The Nikon Z7 with its 4 micron pixel pitch would be able to resolve 0.7*125 lp/mm = 87.5 lp per mm. The image height is 24 mm and the resolution is 2800 lp/ih. This would result in 117 lp per mm compared to a Nyquist frequency of 125 lp per mm. Compare the measured resolution with the calculated Nyquist limit and the Kell factor:
Leica M10-D: 79 lp/mm; 83.3 lp/mm; 58 lp/mm
Nikon Z7: 117 lp/mm; 125 lp/mm; 87.5 lp/mm
The measured resolution is quite close to the Nyquist number. This is not surprising because the IE software uses the Nyquist calculation as the limiting factor in their calculations. This limiting value would result at the point where the contrast is almost zero. Not very useful! The Kell factor is used because there is a contrast level below which there is no visual difference between two adjacent lines. A contrast difference of 15% is the minimum and the Kell factor is in many cases too conservative.

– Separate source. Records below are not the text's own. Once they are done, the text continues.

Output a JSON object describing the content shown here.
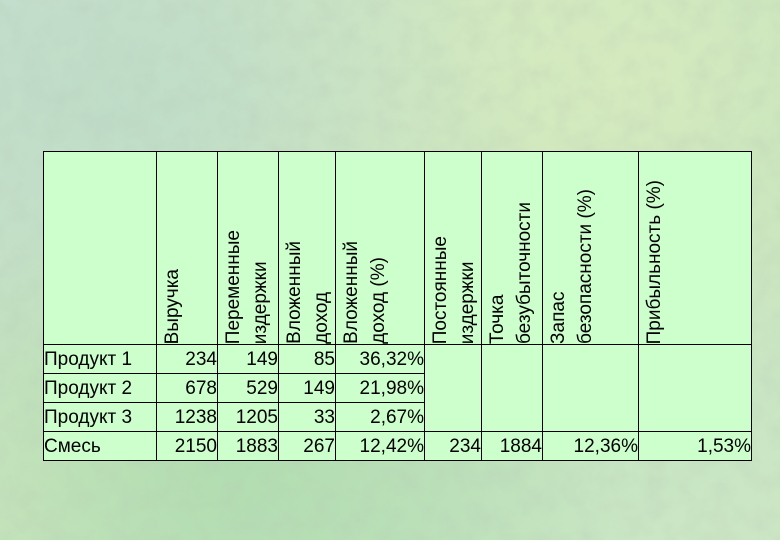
{
  "table": {
    "headers": [
      "",
      "Выручка",
      "Переменные\nиздержки",
      "Вложенный\nдоход",
      "Вложенный\nдоход (%)",
      "Постоянные\nиздержки",
      "Точка\nбезубыточности",
      "Запас\nбезопасности (%)",
      "Прибыльность (%)"
    ],
    "rows": [
      {
        "label": "Продукт 1",
        "revenue": "234",
        "variable_costs": "149",
        "contribution": "85",
        "contribution_pct": "36,32%"
      },
      {
        "label": "Продукт 2",
        "revenue": "678",
        "variable_costs": "529",
        "contribution": "149",
        "contribution_pct": "21,98%"
      },
      {
        "label": "Продукт 3",
        "revenue": "1238",
        "variable_costs": "1205",
        "contribution": "33",
        "contribution_pct": "2,67%"
      }
    ],
    "total": {
      "label": "Смесь",
      "revenue": "2150",
      "variable_costs": "1883",
      "contribution": "267",
      "contribution_pct": "12,42%",
      "fixed_costs": "234",
      "break_even": "1884",
      "safety_margin_pct": "12,36%",
      "profitability_pct": "1,53%"
    }
  },
  "colors": {
    "table_fill": "#ccffcc",
    "border": "#000000"
  }
}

Now the calculation. Doubling the size (from 24 Mp to 46 Mp) produces an increase in resolution of 1900 lp/ih to 2800 lp/ih. That is an increase of 47% or a factor of about 1.5. This is indeed a one-dimensional relation. It compares only one direction and not the area. But here is the confusion. The resolution is measured one dimensional in line pairs per mm. This resolution is identical in the horizontal and the vertical direction.The pixel pitch is a square measure (the 6 micron length of the Leica are the same for both directions. The pixel has a square area!) Now an example: assume that we would like to have the resolution of the Z7 for a new Leica sensor. Going from 1900 to 2800 lp per mm and increasing the resolution in both directions would require that the amount of pixels for the same size of the sensor grows2800/1900*24 = 35.4 Mp to get the same resolution of 2800 lp/ih. This value is less than expected. But the Leica processing chain might be more effective. The 35 Mp number would require a pixel pitch of 4.1 micron. This would result in a Nyquist value of 122 lp/mm or 2920 lp/ih. If we require to double the resolution of 1900 lp per mm, we would need a decrease in pixel pitch from 6 to 3 micron to get a resolution of 166.7 lp per mm. (Nyquist limit). This would imply an increase in amount of pixels to 96 Mp or 4 times the actual Mp or 24 Mp.
Mixing the concept of the number of pixels in a certain area and the concept of the resolution of the pixel itself (in a one dimensional line) may be the reason for much confusion. The Nyquist frequency is a one dimensional measure, assuming a square sized pixel, and will calculate the resolution of the system. The resulting pixel pitch will define the number of pixels per sensor area.